Governor Announces Federal Approval of Plan to Protect Safety Net and Rural Hospitals
Gov. Bruce Rauner announced Thursday that the federal government has approved the state’s plan to protect safety net and rural hospitals while ensuring continued federal support for quality healthcare to more than three million Illinoisans.

“This is a critical step in the making sure our safety net and rural hospitals can keep their doors open in underserved communities,” Rauner said. “Our teams worked hard to build a more equitable model while making sure hospitals can offer more urgent and outpatient care in their communities.”

The plan was created with Senate Bill 1773, bipartisan legislation that Rauner signed in March. It ensures the state will continue to receive federal matching funds to offer services for Medicaid beneficiaries through the Hospital Assessment Program, which brings in $3.5 billion annually. The new program takes effect July 1.

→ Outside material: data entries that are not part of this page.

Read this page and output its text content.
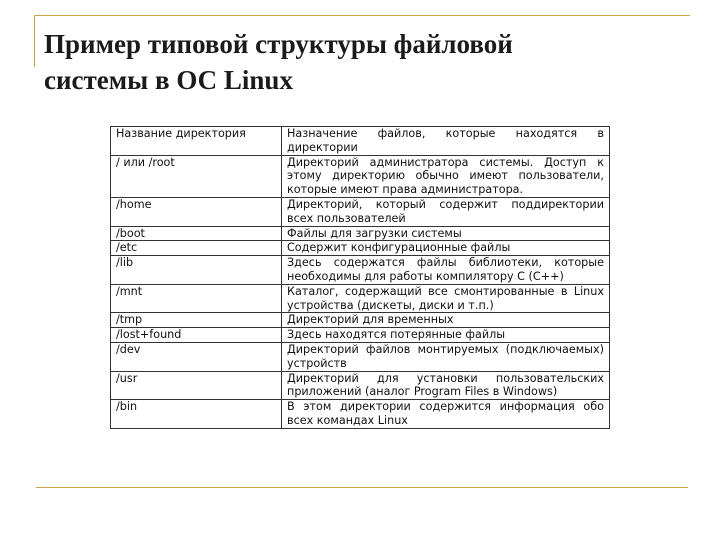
Пример типовой структуры файловой
системы в ОС Linux
Название директория	Назначение файлов, которые находятся в директории
/ или /root	Директорий администратора системы. Доступ к этому директорию обычно имеют пользователи, которые имеют права администратора.
/home	Директорий, который содержит поддиректории всех пользователей
/boot	Файлы для загрузки системы
/etc	Содержит конфигурационные файлы
/lib	Здесь содержатся файлы библиотеки, которые необходимы для работы компилятору С (С++)
/mnt	Каталог, содержащий все смонтированные в Linux устройства (дискеты, диски и т.п.)
/tmp	Директорий для временных
/lost+found	Здесь находятся потерянные файлы
/dev	Директорий файлов монтируемых (подключаемых) устройств
/usr	Директорий для установки пользовательских приложений (аналог Program Files в Windows)
/bin	В этом директории содержится информация обо всех командах Linux
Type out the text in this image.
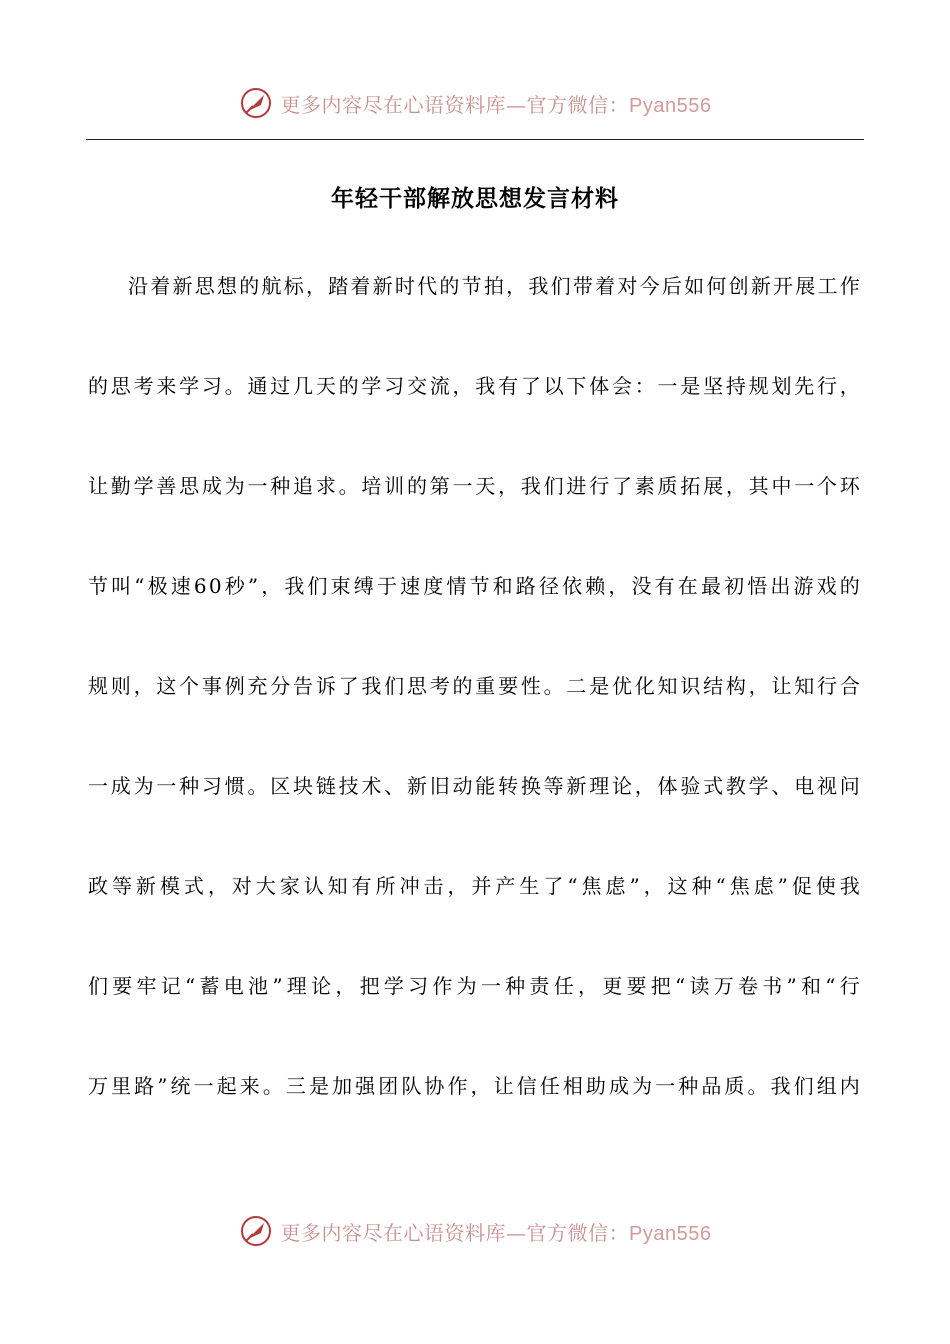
更多内容尽在心语资料库—官方微信：Pyan556
年轻干部解放思想发言材料
沿着新思想的航标，踏着新时代的节拍，我们带着对今后如何创新开展工作
的思考来学习。通过几天的学习交流，我有了以下体会：一是坚持规划先行，
让勤学善思成为一种追求。培训的第一天，我们进行了素质拓展，其中一个环
节叫“极速60秒”，我们束缚于速度情节和路径依赖，没有在最初悟出游戏的
规则，这个事例充分告诉了我们思考的重要性。二是优化知识结构，让知行合
一成为一种习惯。区块链技术、新旧动能转换等新理论，体验式教学、电视问
政等新模式，对大家认知有所冲击，并产生了“焦虑”，这种“焦虑”促使我
们要牢记“蓄电池”理论，把学习作为一种责任，更要把“读万卷书”和“行
万里路”统一起来。三是加强团队协作，让信任相助成为一种品质。我们组内
更多内容尽在心语资料库—官方微信：Pyan556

A bipartisan group of legislators worked with the Illinois Health and Hospital Association and the Department of Healthcare and Family Services (HFS) to redesign the program, create a more equitable reimbursement process, and ensure more efficient use of taxpayer dollars.

“The Department is pleased that the federal government has approved this plan, which will mean that dollars follow services for Medicaid patients more closely,” said Teresa Hursey, Interim Director of HFS. “The new program reflects the reality that healthcare delivery has changed dramatically over the last ten years, and it draws down as much federal revenue as we believe is permissible.”

Prior to the new program, the state used old data sets, which were sometimes based on care that was provided as far back as 2005, to reimburse hospitals for Medicaid services. The new model applies updated data and also ensures that more of the reimbursements are based on actual services hospitals provide.

It also dedicates more than $260 million to help hospitals transform their operations to better serve their communities, such as offering more urgent and outpatient care.